投票率5割。半分の有権者が権利を放棄しているのに、「議員が民意を反映しない」と嘆く。筋が通りません。
本当の問題は「透明性」
成果主義より先に解決すべき問題があります。
国会議員には歳費(年間約2200万円)とは別に、月額100万円の「調査研究広報滞在費」が支給されています。旧名称は「文書通信交通滞在費」、通称「文通費」。長らく使途報告の義務がなく、「第二の給与」と呼ばれてきました。

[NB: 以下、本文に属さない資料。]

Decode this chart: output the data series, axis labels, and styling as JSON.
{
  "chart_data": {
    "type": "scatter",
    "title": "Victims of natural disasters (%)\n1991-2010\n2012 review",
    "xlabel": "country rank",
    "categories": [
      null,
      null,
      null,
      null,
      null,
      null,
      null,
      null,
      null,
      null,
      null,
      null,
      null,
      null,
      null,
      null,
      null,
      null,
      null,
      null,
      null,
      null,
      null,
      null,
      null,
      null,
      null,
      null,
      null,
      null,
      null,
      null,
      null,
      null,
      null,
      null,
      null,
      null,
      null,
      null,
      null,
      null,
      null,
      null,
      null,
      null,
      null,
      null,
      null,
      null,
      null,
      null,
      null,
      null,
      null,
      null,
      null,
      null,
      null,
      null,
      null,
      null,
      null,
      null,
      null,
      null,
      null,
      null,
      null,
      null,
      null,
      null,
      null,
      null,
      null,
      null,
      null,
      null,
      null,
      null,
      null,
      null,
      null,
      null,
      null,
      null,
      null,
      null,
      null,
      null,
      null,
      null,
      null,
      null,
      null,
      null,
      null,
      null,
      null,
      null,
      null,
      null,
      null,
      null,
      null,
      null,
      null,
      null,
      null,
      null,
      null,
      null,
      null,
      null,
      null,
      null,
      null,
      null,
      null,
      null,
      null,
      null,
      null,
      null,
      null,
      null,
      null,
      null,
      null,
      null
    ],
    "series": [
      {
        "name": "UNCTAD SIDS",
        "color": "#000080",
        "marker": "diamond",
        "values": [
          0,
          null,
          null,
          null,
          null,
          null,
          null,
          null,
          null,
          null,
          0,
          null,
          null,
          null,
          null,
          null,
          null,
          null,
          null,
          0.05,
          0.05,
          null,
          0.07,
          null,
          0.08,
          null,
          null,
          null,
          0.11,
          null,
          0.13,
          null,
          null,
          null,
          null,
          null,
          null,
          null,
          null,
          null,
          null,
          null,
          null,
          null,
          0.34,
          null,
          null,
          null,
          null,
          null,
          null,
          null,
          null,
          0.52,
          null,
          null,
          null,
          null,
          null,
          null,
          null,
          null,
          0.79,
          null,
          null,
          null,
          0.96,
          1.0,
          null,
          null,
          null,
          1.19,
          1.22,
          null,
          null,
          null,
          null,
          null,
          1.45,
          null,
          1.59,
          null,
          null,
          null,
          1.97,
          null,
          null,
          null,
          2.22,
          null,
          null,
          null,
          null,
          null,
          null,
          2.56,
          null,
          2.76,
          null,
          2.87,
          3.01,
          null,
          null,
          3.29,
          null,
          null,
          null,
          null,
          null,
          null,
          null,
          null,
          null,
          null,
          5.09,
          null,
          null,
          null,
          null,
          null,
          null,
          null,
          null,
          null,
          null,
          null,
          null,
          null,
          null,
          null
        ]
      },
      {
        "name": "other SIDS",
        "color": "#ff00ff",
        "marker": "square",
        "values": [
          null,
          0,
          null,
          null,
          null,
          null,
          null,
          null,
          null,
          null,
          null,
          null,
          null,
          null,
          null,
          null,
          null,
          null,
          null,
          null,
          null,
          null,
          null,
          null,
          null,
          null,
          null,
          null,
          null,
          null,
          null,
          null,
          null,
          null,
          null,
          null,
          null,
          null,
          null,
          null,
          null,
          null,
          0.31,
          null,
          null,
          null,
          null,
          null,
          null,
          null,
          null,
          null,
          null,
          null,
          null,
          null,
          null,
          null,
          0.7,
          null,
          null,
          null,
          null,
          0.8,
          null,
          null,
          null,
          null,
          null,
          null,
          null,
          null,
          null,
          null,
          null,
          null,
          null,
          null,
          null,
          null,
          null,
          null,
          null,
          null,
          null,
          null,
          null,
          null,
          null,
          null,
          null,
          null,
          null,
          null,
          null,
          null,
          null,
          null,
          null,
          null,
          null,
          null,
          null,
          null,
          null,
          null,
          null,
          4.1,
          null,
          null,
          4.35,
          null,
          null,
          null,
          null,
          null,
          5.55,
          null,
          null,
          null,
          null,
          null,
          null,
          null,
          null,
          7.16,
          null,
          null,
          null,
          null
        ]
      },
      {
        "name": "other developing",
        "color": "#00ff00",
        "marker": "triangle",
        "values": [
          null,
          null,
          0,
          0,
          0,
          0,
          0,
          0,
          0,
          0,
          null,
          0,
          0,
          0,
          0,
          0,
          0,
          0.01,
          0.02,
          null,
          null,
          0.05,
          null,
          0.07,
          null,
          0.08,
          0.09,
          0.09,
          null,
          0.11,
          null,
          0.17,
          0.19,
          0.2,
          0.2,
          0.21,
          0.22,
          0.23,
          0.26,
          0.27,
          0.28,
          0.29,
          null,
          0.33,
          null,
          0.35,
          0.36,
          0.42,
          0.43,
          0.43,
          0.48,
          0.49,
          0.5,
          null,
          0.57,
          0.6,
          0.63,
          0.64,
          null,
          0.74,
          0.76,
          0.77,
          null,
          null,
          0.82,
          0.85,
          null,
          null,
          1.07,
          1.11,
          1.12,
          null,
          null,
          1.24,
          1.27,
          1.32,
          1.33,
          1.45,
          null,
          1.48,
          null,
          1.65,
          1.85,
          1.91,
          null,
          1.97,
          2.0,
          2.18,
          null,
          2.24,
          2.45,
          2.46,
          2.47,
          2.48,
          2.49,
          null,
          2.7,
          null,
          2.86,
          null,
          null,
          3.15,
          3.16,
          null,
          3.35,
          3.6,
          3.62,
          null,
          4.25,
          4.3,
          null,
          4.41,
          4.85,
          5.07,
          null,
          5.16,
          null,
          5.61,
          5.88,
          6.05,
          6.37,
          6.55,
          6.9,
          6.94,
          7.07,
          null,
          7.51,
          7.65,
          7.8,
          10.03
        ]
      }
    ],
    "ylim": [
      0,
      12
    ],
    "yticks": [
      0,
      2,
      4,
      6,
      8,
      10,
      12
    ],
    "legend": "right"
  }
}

2021年の衆院選後、在職わずか1日の新人議員にも満額支給されたことが問題化。2022年に名称変更と日割り支給への改正が行われましたが、使途公開は先送りされました。ようやく2024年12月、使途公開と残金返納を義務付ける改正法が成立。施行は2025年8月です。
イギリスのIPSAが示したのは、「成果主義」ではなく「透明性」の重要さでした。日本はその透明性すら、ようやく一歩を踏み出したばかりです。
成果主義の導入を求める前に、まず投票所へ行けばいい。評価する手段は、すべての有権者の手の中にあります。使っていないだけで。